We also conducted full sized workload tests that we consider 
representative of common use cases for A1 instances. The data we see 
shows the impact can be significant depending on workload:

NGINX server configured as a load-balancer: -20%
Memcached loaded so P99 response latency <10ms: -29%
Memcached loaded so P99 response latency <1ms: -2%
Wordpress blog server: -2%

Thanks,
Geoff
Doebel, Bjoern Jan. 23, 2025, 9:13 p.m.

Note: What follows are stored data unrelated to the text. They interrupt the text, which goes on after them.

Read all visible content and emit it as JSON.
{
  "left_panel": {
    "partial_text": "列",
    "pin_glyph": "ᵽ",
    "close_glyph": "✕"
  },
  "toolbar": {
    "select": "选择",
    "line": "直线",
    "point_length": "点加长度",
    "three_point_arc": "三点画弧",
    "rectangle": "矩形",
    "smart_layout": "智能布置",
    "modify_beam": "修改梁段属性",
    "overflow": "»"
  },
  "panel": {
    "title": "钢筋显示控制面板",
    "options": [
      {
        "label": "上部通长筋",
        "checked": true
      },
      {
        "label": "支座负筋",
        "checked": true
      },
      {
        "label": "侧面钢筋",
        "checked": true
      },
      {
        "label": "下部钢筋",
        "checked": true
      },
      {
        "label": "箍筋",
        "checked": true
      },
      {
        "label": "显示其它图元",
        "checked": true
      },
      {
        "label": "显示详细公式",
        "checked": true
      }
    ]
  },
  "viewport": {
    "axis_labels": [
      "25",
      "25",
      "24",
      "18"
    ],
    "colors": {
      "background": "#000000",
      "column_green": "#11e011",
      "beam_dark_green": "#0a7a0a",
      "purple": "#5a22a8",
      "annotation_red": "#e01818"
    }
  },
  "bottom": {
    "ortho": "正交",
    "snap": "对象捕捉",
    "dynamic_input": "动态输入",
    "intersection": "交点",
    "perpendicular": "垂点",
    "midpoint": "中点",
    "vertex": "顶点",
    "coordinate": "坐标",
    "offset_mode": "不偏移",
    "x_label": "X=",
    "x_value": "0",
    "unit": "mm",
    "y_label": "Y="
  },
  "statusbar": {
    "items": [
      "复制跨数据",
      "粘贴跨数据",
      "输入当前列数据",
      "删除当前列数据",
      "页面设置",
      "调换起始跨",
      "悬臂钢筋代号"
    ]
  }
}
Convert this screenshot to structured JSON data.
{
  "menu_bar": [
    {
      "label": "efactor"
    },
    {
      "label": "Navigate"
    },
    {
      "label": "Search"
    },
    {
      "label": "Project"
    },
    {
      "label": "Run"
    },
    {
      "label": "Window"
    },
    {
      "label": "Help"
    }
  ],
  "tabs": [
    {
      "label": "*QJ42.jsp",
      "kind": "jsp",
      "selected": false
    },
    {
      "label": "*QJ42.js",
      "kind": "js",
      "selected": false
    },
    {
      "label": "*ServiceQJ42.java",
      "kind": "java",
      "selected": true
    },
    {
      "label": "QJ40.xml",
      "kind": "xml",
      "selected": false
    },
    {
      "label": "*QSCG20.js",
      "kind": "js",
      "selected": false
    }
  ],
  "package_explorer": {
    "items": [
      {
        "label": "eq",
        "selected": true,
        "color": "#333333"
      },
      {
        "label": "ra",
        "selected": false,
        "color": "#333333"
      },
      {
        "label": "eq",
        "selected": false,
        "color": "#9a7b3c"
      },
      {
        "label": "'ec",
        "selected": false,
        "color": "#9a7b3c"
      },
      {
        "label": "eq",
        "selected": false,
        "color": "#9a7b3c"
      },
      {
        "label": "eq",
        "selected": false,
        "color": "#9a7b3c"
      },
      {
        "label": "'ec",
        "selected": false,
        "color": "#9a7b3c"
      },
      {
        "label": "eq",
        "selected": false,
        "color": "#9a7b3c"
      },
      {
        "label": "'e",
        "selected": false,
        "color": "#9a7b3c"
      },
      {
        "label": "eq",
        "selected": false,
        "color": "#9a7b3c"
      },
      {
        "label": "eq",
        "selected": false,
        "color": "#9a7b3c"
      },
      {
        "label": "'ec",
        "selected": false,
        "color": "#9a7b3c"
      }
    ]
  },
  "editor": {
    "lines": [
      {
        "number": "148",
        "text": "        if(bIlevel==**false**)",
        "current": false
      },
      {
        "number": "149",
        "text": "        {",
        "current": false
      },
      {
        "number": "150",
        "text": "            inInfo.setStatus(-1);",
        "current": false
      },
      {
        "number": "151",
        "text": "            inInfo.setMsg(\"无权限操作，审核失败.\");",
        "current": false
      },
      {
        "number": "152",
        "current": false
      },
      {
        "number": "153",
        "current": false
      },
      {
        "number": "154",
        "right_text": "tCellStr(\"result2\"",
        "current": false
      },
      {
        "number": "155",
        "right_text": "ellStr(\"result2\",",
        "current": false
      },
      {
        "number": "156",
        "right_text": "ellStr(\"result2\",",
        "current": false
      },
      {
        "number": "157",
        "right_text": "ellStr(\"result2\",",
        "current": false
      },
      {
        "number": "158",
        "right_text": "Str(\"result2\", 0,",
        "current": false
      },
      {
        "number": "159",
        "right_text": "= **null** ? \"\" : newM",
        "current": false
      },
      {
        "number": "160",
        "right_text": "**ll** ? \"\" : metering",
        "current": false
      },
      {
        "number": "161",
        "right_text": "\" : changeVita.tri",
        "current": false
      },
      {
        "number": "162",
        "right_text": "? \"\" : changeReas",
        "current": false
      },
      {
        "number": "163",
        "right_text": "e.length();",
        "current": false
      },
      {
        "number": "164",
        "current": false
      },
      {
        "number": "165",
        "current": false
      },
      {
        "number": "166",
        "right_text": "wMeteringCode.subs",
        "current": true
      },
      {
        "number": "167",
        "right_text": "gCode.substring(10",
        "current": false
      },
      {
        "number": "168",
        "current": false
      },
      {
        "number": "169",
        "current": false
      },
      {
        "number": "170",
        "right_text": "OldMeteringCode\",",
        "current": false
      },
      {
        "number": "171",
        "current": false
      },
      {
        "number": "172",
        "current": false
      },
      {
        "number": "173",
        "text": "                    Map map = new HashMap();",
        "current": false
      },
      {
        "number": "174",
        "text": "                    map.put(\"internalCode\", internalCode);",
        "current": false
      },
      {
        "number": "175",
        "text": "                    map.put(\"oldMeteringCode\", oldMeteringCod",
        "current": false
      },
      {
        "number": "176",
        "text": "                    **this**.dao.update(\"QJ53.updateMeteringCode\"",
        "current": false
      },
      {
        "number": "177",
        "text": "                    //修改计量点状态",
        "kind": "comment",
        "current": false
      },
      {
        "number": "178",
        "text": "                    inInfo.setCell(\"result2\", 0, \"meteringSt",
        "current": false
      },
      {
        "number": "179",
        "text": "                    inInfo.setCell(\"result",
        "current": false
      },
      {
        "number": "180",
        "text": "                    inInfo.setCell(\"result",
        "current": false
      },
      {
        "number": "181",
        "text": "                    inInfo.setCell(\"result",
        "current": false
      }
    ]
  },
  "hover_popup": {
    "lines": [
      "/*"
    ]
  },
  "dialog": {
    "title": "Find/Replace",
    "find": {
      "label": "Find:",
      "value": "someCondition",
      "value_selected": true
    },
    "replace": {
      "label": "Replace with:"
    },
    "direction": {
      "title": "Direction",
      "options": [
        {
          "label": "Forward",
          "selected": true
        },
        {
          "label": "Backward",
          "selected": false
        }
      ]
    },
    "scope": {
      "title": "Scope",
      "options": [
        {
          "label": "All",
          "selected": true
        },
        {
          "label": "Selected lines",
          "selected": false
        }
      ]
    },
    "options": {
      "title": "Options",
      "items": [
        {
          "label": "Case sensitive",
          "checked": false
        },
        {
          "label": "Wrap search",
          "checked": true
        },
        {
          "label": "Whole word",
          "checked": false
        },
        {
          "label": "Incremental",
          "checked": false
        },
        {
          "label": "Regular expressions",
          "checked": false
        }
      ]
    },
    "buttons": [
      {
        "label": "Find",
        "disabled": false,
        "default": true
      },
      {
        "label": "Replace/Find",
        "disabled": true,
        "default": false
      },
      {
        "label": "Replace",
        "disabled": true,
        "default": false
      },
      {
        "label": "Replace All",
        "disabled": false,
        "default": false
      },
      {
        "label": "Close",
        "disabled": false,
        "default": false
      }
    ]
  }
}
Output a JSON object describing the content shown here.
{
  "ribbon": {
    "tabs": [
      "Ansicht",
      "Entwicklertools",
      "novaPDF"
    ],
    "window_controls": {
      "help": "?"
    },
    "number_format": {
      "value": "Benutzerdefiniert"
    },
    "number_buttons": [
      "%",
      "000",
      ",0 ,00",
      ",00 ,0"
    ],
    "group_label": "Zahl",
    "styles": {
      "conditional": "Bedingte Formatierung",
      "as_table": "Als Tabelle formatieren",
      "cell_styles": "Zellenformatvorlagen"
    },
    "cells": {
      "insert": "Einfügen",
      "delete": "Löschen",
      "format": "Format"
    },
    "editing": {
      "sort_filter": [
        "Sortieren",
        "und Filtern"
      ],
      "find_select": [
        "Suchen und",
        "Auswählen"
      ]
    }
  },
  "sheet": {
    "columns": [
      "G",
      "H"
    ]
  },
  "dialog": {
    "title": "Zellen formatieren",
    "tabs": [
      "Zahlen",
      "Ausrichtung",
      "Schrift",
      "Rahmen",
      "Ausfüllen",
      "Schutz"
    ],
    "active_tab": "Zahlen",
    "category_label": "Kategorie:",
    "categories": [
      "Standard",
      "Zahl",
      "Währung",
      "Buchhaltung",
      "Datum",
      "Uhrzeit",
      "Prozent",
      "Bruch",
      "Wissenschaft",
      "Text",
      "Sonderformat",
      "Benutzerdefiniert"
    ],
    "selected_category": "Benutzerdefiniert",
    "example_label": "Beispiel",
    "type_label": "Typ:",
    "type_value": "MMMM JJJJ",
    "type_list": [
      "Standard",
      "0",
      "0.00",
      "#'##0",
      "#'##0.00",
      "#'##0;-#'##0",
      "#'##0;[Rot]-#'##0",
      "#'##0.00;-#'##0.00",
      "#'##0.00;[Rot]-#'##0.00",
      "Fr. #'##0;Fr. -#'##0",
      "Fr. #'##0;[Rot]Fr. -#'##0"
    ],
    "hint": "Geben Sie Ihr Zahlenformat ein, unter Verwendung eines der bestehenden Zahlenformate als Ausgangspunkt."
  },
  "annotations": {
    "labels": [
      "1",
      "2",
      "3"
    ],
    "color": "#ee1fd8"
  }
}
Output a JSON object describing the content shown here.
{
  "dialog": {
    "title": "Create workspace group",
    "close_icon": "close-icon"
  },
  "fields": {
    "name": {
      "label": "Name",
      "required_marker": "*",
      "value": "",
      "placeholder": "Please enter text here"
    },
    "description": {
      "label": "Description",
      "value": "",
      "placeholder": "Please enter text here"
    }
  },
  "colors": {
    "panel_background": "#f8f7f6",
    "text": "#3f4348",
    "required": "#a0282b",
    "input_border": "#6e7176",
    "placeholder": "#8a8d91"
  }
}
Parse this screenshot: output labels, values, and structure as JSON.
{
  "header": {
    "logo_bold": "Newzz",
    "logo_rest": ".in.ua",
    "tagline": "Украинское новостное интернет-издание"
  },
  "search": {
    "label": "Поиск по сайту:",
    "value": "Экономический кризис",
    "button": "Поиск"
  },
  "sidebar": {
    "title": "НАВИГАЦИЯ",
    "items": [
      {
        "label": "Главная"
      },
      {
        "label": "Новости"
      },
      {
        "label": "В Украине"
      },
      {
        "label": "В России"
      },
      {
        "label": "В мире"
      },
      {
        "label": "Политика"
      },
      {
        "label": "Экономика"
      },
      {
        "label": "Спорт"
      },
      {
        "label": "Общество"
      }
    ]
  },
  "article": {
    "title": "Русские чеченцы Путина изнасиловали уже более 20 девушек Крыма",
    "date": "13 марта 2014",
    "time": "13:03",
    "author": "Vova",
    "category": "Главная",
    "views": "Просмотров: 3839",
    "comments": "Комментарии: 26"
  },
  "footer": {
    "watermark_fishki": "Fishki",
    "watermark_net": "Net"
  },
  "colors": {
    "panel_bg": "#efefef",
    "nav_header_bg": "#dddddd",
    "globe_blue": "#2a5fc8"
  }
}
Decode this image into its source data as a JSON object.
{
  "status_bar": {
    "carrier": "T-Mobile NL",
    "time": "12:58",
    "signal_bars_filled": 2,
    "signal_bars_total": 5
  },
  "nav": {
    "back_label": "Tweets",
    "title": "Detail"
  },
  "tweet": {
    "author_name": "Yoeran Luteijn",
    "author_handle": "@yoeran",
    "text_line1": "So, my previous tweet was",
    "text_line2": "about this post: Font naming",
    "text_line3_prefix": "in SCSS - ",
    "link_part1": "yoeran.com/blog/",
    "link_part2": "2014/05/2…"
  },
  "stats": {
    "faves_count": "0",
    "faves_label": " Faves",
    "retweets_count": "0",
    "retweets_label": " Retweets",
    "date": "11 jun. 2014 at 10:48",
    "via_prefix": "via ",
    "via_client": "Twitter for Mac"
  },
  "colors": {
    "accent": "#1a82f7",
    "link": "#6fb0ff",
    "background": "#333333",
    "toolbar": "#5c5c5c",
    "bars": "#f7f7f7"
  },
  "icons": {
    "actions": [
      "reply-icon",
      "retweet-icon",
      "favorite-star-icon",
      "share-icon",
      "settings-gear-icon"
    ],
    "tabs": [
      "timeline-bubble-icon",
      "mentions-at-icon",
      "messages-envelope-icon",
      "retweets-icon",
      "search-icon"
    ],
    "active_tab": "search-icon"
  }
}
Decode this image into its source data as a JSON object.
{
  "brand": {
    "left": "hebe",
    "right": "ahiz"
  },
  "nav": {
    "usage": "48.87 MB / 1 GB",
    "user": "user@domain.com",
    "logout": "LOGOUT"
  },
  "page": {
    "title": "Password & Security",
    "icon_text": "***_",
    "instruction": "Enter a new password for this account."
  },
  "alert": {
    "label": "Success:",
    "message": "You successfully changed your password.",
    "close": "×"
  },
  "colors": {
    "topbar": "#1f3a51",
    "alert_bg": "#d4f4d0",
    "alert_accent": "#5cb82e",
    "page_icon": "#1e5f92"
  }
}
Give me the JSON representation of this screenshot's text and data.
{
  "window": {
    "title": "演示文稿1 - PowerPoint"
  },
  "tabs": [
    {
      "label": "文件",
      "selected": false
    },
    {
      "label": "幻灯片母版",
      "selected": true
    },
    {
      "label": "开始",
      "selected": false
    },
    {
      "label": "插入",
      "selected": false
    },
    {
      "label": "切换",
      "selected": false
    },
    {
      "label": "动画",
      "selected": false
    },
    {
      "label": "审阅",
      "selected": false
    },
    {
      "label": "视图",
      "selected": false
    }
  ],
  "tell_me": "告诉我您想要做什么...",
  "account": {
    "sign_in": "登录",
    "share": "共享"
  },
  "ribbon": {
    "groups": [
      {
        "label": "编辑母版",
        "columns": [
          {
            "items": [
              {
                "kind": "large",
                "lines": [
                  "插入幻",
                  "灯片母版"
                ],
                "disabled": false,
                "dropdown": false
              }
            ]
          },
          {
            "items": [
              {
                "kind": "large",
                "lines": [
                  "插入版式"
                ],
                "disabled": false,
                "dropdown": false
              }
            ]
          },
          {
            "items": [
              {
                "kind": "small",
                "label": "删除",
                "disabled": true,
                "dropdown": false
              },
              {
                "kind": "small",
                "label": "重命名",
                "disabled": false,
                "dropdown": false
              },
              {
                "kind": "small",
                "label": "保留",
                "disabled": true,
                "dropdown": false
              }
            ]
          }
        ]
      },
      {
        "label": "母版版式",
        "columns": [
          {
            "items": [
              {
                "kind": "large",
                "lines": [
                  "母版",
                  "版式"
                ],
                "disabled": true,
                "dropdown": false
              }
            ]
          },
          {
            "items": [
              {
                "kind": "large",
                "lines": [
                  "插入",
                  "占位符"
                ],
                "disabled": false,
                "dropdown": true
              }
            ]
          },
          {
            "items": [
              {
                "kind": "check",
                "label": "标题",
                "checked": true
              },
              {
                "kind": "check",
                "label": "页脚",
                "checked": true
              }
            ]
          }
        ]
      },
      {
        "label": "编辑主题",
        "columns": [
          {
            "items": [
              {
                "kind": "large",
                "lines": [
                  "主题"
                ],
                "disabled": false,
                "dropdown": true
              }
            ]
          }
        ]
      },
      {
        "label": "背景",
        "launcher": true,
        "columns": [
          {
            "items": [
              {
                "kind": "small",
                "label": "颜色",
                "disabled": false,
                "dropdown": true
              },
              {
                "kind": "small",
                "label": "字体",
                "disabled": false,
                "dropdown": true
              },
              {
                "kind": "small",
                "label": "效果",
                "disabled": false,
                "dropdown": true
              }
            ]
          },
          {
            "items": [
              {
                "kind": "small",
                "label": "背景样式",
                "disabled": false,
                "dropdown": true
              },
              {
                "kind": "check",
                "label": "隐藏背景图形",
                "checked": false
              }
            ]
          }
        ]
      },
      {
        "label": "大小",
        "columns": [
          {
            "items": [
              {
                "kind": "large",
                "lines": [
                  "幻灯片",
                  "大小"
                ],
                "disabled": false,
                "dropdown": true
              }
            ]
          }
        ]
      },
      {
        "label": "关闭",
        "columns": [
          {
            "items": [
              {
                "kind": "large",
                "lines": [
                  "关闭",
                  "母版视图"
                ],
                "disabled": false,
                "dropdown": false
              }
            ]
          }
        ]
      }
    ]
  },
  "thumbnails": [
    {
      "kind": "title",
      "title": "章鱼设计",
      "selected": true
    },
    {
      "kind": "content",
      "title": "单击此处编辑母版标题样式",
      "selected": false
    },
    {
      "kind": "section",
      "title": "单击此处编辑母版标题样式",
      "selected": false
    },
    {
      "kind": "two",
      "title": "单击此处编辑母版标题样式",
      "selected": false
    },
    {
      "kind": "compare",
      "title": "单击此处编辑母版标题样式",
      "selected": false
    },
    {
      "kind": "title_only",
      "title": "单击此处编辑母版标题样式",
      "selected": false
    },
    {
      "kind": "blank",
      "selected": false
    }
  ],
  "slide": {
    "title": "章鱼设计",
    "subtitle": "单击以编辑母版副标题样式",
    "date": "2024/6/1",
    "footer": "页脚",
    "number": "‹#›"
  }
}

UTC | #3
Hi again James,

> Spectre-BSE is a variant of Spectre-BHB that abuses a power-saving mode
> on some older cores to dodge the BHB mitigation applied to the branch predictor.
> 
> Only A72r0 actually needs anything doing - this is basically a bug in the
> published BHB mitigation sequence that was published for A72r0. This
> series moves A72r0 to use the WA1 firmware call for mitigation, and adds
> the necessary reporting parts for user-space to discover which parts of
> BHB/BSE are mitigated or vulnerable.
> 
> WA1 is used instead of WA3 which was new for BHB because we can't rely
> on hypervisors not to use the 'local' workaround, and for Spectre-BSE
> we don't need to worry about discovery via. (Which is why WA3 exists -
> for cores not vulnerable to the issue mititaged by WA1).
> 
> Arm's description of this vulnerability can be found here:
> https://developer.arm.com/Arm%20Security%20Center/Spectre-BSE
> 
> This series is based on arm64/for-next/core, and can be retrieved from:
> https://git.kernel.org/pub/scm/linux/kernel/git/morse/linux.git/log/?h=spectre_bse/v1
> 
> Backports of this version can also be found under spectre_bse/backports
> of the above repo.
> 
> Because this vulnerability is hard to expoit, but the cost of mitigating
> it is high - the mitigation is disabled by default. (see the last
> patch). To enable the mitigation, a command-line argument is needed:
> 'spectre_bse'.

I see that the patch to introduce this parameter is in the git series 
you linked above, but it is on top of the three patches in this series. 
Did you intend to send it as patch 4/4?